Field-dependent magnon dispersions in topological magnet

Recently, the first f-electron skyrmions were reported in three centrosymmetric Gd-based materials including Gd2PdSi3. In contrast to the well known skyrmion materials like MnSi, these f-electron skyrmions do not require inversion symmetry breaking. While the competition of frustrated RKKY exchange, anisotropy or four-spin interactions has been proposed as the driving mechanism behind skyrmion stabilization, a detailed microscopic understanding of the underlying spin interactions has remained elusive, and is a key ingredient to designing centrosymmetric skyrmion materials. Neutron spectroscopy is typically the ideal probe for such investigations, however, the significant neutron absorption of Gd has largely prevented this. We identified the centrosymmetric tetragonal heavy-fermion magnet CeAgBi2 as another f-electron material that hosts skyrmion-lattice order.
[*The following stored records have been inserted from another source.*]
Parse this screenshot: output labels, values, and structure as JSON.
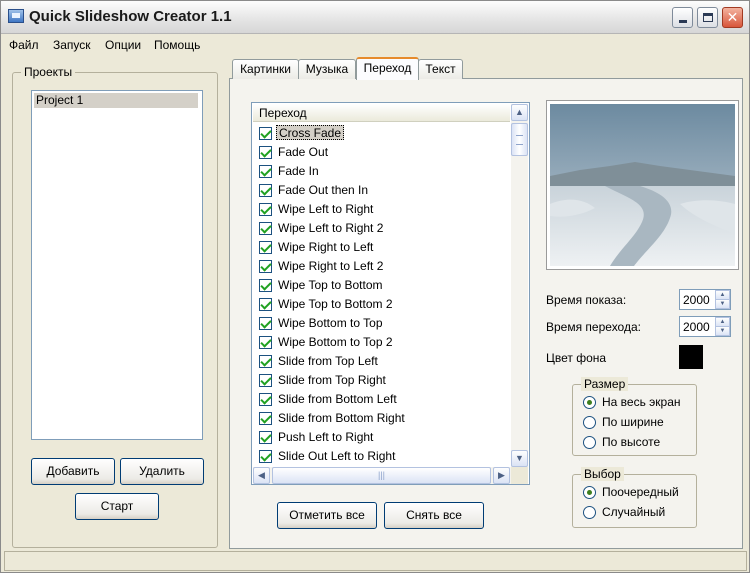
{
  "window": {
    "title": "Quick Slideshow Creator 1.1"
  },
  "menu": [
    "Файл",
    "Запуск",
    "Опции",
    "Помощь"
  ],
  "projects": {
    "group_label": "Проекты",
    "items": [
      "Project 1"
    ],
    "add_button": "Добавить",
    "delete_button": "Удалить",
    "start_button": "Старт"
  },
  "tabs": [
    "Картинки",
    "Музыка",
    "Переход",
    "Текст"
  ],
  "active_tab": "Переход",
  "transitions": {
    "header": "Переход",
    "items": [
      {
        "label": "Cross Fade",
        "checked": true,
        "selected": true
      },
      {
        "label": "Fade Out",
        "checked": true
      },
      {
        "label": "Fade In",
        "checked": true
      },
      {
        "label": "Fade Out then In",
        "checked": true
      },
      {
        "label": "Wipe Left to Right",
        "checked": true
      },
      {
        "label": "Wipe Left to Right 2",
        "checked": true
      },
      {
        "label": "Wipe Right to Left",
        "checked": true
      },
      {
        "label": "Wipe Right to Left 2",
        "checked": true
      },
      {
        "label": "Wipe Top to Bottom",
        "checked": true
      },
      {
        "label": "Wipe Top to Bottom 2",
        "checked": true
      },
      {
        "label": "Wipe Bottom to Top",
        "checked": true
      },
      {
        "label": "Wipe Bottom to Top 2",
        "checked": true
      },
      {
        "label": "Slide from Top Left",
        "checked": true
      },
      {
        "label": "Slide from Top Right",
        "checked": true
      },
      {
        "label": "Slide from Bottom Left",
        "checked": true
      },
      {
        "label": "Slide from Bottom Right",
        "checked": true
      },
      {
        "label": "Push Left to Right",
        "checked": true
      },
      {
        "label": "Slide Out Left to Right",
        "checked": true
      }
    ],
    "check_all_button": "Отметить все",
    "uncheck_all_button": "Снять все"
  },
  "settings": {
    "show_time_label": "Время показа:",
    "show_time_value": "2000",
    "transition_time_label": "Время перехода:",
    "transition_time_value": "2000",
    "bg_color_label": "Цвет фона",
    "bg_color": "#000000"
  },
  "size_group": {
    "label": "Размер",
    "options": [
      "На весь экран",
      "По ширине",
      "По высоте"
    ],
    "selected": 0
  },
  "order_group": {
    "label": "Выбор",
    "options": [
      "Поочередный",
      "Случайный"
    ],
    "selected": 0
  },
  "icons": {
    "app": "slideshow-app-icon",
    "minimize": "minimize-icon",
    "maximize": "maximize-icon",
    "close": "close-icon"
  }
}
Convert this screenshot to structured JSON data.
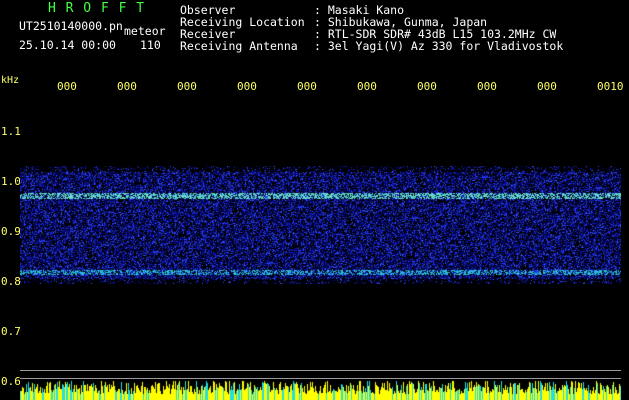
{
  "header": {
    "title": "H R O F F T",
    "filename": "UT2510140000.pn",
    "type_label": "meteor",
    "datetime": "25.10.14 00:00",
    "count": "110",
    "fields": [
      {
        "label": "Observer",
        "value": ": Masaki Kano"
      },
      {
        "label": "Receiving Location",
        "value": ": Shibukawa, Gunma, Japan"
      },
      {
        "label": "Receiver",
        "value": ": RTL-SDR SDR# 43dB L15 103.2MHz CW"
      },
      {
        "label": "Receiving Antenna",
        "value": ": 3el Yagi(V) Az 330 for Vladivostok"
      }
    ]
  },
  "axis": {
    "unit": "kHz",
    "y_labels": [
      "1.1",
      "1.0",
      "0.9",
      "0.8",
      "0.7",
      "0.6"
    ],
    "time_labels": [
      "000",
      "000",
      "000",
      "000",
      "000",
      "000",
      "000",
      "000",
      "000",
      "0010"
    ]
  },
  "colors": {
    "background": "#000000",
    "header_text": "#ffffff",
    "title_green": "#44ff44",
    "axis_yellow": "#ffff66",
    "noise_blue": "#1a2aff",
    "echo_cyan": "#66ffcc"
  }
}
In our recent neutron diffraction study, we gained conclusive evidence for multiple skyrmion-lattice phases, which coincide with a huge topological Hall effect. We have successfully explored the magnon dispersion in zero-field and now propose to gain insight into the field-dependence within the topologically non-trivial phases. In turn, we will determine the underlying interaction mechanisms that underlie the emergence of skyrmions in CeAgBi2. Our study is of general importance with regard to our understanding of magnetically frustrated f-electron systems as well as topologically non-trivial spin textures.